EN GİZEMLİ KADINLAR (14.BÖLÜM)
Usulca çantamı sırtladım ve kararmakta olan kayaların yüzüne basarak yola koyuldum. Bu defa ben onun boşluğunu yakalamıştım. Sessizce yürürken onun da hemen arkamda sessizce yürüdüğünü biliyor ve bir çırpıda verdiğim cevabın yerinde olup olmadığını düşünüyordum. Garip gelecek ama onun hakkında isminden öteye bildiğim hiçbir şey yoktu. Kimdi? Kimin gözünün nuru kızıydı? Hangi annenin ellerinde büyümüş, hangi bahçenin ağaçlarından meyve toplamıştı? Hangi şehrin sokaklarında neşeyle koşmuş, hangi okulun sıralarında dirsek çürütmüştü? En çok hangi şarkıları sever, hangi şiirleri coşkuyla okurdu? Gönlünde sakladığı, geçmişte bıraktığı birisi var mıydı? Onun hakkında sorulabilecek daha nice soru vardı ve ben hiç birinin cevabını bilmiyordum. Dünyanın en gizemli kadınlarının, dağlardaki kadınlar olduğunu bildiğim halde nasıl sizi ben anlatacağım… demeye cüret etmiştim, bilemiyorum… Berfin ile dağlarda karşılaşmıştık ve aynı kaya aralıklarından geçiyorduk. Benim kader birliği adı verdiğim bu yolculuğa da birlikte başlamıştık. Türk Ordusu nun elli bine yakın asker ve termal kameralarla oluşturduğu sınır zincirini delerken yine beraberdik. Arkadaşlar grubumuzu ikişer ikişer bölerken yan yana düşmüş ve sınırı hızla geçerken birbirimize bakıp gülümsemeyi de ihmal etmemiştik. Ve bizi bekleyen düşman pusularına da birlikte düşecektik. Herekol un gün batımını rüzgarın uğramadığı bir kayanın kıyısında izlerken yaklaşık sekiz yıl önce, Berfin in dağlara adım attığı o ilk yıllarda karşılaştığımız o anı ve o sırada çekmiş olduğum bir fotoğrafı Ona hatırlattım. O fotoğrafı hatırlar hatırlamaz kahkahası yankılandı kayalıkların arasında ve henüz yerimizi keşfetmemiş olan rüzgarlar bir çırpıda buldular bizi… Annem nasıl sevinir Bir gün bana bir şey olursa anneme o fotoğrafımı gönderirsin sözlerini ancak söyleyebildi. Gülmeye ara verdiği bir anda ve rüzgardan fırsat bulunca da şöyle ekledi; benim en şişman olduğum fotoğrafım odur. Beni öyle görünce annem nasıl da sevinir, kim bilir… Garısa ormanlarında yaşadığımız o şiddetli çatışmadan ancak on sekiz gün sonra Berfin in sağlığına ilişkin ilk haberi alabildim. Çatışma başladığı an nöbetçimiz oydu ve düşmanla ilk teması yaşayan da oydu. Özel timler bütün gücüyle nöbet yerine yönelirken nöbetçimizin kadın olduğunu anlayan kahrolası korucuların çirkin çağrıları göklere ulaşmıştı. O taraftan gelen silah seslerinden Berfin in hala hayatta olduğunu bilsem de, birkaç dakika önce nöbeti ona devrettiğim an, Onu gördüğüm son an olmuştu…

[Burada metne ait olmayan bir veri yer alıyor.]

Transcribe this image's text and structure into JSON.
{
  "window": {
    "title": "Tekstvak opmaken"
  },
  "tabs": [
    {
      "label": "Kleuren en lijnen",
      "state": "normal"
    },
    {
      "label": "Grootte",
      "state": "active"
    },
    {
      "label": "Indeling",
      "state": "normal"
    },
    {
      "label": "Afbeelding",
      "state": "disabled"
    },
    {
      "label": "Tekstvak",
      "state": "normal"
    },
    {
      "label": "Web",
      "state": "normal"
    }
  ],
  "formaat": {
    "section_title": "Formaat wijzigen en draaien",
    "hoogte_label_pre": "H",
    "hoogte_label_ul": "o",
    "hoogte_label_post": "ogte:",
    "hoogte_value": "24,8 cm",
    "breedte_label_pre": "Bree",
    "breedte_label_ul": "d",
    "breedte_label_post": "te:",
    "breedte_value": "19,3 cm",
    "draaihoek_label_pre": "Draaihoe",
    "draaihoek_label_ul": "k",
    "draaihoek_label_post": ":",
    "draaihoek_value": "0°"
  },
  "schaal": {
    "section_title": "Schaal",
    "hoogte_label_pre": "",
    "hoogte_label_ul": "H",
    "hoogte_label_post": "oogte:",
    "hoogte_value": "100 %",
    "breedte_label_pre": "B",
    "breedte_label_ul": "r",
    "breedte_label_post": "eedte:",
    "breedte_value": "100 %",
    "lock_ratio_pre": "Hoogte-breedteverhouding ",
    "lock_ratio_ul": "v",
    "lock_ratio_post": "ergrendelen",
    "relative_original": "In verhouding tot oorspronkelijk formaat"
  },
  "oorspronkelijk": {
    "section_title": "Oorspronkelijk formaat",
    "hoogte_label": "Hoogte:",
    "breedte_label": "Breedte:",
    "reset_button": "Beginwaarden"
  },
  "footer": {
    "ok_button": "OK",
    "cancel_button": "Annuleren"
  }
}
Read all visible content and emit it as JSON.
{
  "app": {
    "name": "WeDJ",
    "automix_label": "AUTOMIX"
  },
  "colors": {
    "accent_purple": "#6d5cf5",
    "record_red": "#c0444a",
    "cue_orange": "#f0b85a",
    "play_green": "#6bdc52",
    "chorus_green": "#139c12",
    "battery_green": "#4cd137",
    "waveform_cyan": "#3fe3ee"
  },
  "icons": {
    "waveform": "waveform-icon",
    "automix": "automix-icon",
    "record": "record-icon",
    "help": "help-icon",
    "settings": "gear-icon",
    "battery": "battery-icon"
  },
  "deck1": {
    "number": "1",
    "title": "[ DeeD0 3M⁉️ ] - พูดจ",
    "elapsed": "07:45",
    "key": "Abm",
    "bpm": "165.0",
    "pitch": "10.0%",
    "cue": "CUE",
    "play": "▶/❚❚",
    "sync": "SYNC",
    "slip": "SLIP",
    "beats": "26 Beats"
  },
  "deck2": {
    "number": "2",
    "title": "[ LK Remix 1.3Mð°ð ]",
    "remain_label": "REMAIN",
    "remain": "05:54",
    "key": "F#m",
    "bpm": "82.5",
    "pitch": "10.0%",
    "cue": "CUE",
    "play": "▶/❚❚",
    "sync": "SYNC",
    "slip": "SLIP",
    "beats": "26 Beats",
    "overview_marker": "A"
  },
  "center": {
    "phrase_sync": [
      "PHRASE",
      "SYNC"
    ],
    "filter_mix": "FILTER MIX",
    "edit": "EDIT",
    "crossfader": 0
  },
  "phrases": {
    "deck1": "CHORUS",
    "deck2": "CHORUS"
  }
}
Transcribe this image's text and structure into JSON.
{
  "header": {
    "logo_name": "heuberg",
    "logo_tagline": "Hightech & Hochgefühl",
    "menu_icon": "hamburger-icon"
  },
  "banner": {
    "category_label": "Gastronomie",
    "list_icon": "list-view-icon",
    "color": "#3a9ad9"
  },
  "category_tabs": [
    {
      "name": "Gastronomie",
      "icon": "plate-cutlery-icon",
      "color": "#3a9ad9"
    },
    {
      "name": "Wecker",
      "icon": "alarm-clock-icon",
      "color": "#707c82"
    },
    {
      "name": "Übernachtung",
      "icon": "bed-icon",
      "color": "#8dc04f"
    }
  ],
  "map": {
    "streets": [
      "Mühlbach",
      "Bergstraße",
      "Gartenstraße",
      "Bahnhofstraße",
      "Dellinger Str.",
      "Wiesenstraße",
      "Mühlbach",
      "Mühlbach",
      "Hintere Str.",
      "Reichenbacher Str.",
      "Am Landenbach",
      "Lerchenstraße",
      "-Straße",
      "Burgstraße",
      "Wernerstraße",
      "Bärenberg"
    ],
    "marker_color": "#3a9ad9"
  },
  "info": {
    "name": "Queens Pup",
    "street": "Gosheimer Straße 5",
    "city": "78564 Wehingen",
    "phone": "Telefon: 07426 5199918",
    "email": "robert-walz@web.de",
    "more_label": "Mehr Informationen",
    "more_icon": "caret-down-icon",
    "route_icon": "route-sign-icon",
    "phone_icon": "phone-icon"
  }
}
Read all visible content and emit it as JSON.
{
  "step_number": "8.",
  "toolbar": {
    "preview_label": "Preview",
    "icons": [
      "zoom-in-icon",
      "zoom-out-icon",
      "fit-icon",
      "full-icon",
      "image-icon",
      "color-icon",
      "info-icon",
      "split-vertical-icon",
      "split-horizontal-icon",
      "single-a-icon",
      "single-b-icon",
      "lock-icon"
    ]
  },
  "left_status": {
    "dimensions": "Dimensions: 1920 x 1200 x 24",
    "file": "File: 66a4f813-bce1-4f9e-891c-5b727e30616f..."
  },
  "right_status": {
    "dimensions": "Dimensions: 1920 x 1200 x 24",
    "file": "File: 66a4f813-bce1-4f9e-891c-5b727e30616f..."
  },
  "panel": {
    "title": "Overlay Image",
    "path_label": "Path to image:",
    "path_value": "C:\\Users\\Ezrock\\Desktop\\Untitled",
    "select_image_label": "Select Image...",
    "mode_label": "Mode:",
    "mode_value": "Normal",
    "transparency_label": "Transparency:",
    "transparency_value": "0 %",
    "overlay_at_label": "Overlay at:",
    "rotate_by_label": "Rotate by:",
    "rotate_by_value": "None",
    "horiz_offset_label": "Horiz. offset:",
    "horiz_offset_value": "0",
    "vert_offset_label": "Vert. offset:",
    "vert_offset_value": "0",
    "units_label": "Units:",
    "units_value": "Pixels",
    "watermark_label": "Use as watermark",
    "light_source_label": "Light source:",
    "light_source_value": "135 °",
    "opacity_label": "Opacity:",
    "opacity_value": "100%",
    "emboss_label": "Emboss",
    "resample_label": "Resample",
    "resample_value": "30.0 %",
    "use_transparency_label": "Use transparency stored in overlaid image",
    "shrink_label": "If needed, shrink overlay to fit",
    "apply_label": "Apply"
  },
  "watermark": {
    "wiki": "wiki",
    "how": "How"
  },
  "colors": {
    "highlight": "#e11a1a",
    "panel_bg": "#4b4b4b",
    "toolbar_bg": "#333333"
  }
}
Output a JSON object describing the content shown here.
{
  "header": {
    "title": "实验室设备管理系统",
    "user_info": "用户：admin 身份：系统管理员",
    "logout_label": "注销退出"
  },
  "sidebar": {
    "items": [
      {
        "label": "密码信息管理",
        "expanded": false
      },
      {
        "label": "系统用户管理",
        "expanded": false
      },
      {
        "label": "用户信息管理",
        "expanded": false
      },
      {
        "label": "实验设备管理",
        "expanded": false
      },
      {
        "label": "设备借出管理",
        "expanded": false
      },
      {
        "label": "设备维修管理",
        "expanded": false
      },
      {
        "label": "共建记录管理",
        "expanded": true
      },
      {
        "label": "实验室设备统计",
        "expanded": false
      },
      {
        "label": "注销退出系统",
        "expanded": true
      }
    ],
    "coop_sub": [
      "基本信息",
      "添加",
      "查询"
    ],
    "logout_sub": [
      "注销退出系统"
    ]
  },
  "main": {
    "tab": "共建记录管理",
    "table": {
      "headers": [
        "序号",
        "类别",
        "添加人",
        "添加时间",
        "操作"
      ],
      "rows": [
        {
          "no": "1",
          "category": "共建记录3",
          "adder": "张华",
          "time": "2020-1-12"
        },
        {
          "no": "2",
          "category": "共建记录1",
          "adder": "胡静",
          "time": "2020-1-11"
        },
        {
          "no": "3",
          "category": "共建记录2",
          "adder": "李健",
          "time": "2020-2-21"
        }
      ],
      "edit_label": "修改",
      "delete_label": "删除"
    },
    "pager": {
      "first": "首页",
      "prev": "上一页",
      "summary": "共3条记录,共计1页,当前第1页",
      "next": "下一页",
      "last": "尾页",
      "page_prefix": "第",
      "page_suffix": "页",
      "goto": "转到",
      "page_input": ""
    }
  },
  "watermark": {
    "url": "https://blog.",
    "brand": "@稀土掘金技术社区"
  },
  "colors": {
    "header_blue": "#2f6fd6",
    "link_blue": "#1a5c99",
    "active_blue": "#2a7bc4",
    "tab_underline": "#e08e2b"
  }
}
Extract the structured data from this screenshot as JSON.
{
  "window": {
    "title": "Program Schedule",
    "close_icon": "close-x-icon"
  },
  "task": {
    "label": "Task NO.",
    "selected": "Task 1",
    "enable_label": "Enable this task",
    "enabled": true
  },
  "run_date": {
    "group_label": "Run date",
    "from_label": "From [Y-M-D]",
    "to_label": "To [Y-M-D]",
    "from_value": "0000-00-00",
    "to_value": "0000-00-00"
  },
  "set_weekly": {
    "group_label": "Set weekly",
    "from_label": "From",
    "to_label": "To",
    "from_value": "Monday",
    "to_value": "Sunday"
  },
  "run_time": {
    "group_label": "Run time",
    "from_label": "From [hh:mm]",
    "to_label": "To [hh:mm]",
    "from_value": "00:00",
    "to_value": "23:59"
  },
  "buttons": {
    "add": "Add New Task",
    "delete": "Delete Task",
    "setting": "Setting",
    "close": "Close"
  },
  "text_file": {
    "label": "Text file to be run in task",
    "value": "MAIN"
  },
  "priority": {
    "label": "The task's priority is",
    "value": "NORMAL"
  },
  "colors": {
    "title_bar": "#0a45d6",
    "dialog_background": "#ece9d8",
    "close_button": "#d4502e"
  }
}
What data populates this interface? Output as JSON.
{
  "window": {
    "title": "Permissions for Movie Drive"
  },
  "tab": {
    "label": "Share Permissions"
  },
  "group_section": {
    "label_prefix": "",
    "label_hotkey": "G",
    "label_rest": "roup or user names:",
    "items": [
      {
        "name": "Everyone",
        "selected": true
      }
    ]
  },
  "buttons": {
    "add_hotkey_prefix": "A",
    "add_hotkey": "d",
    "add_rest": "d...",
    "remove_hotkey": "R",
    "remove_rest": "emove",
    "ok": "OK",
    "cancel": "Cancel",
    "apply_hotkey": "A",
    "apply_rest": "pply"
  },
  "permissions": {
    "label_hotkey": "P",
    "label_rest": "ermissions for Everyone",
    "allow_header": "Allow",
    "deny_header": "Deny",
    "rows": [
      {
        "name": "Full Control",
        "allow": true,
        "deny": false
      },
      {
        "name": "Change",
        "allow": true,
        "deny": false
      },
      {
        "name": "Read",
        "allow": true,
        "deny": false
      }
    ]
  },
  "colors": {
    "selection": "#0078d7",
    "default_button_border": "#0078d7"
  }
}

On sekiz gün sonra Berfin in yaralı bir şekilde arkadaşlara ulaştığını öğreninceye kadar, sizi ben anlatacağım diye ansızın verdiğim o cevap kalbimde günden güne ağırlaşan bir yük haline gelmişti. Çatışmadan kurtuluşumda da büyük olasılıkla bu sözlerimin payı vardı. Doğa adını verdiğimiz dağlarda yaşayanların biricik tanrısı tanık olduklarımı anlatmam için bir kez daha hayatımı bağışlamıştı. Sonbaharın kendini iyice hissettirdiği bu günlerde gerillalar Botan topraklarında daha şiddetli çatışmalara hazırlanırken, bende doğanın kuytuluklarında bir yerde oturup, Berfin için ancak bu kadar yazabildim. Şüphesiz bu anlattıklarım Onun yaşadıklarının yanında incir çekirdeğini bile doldurmaz, biliyorum. Ama onun sağ oluşu ruhumu bir nebze de olsa rahatlattı ve dilim döndüğünce içimdekileri bu satırlara taşıdım.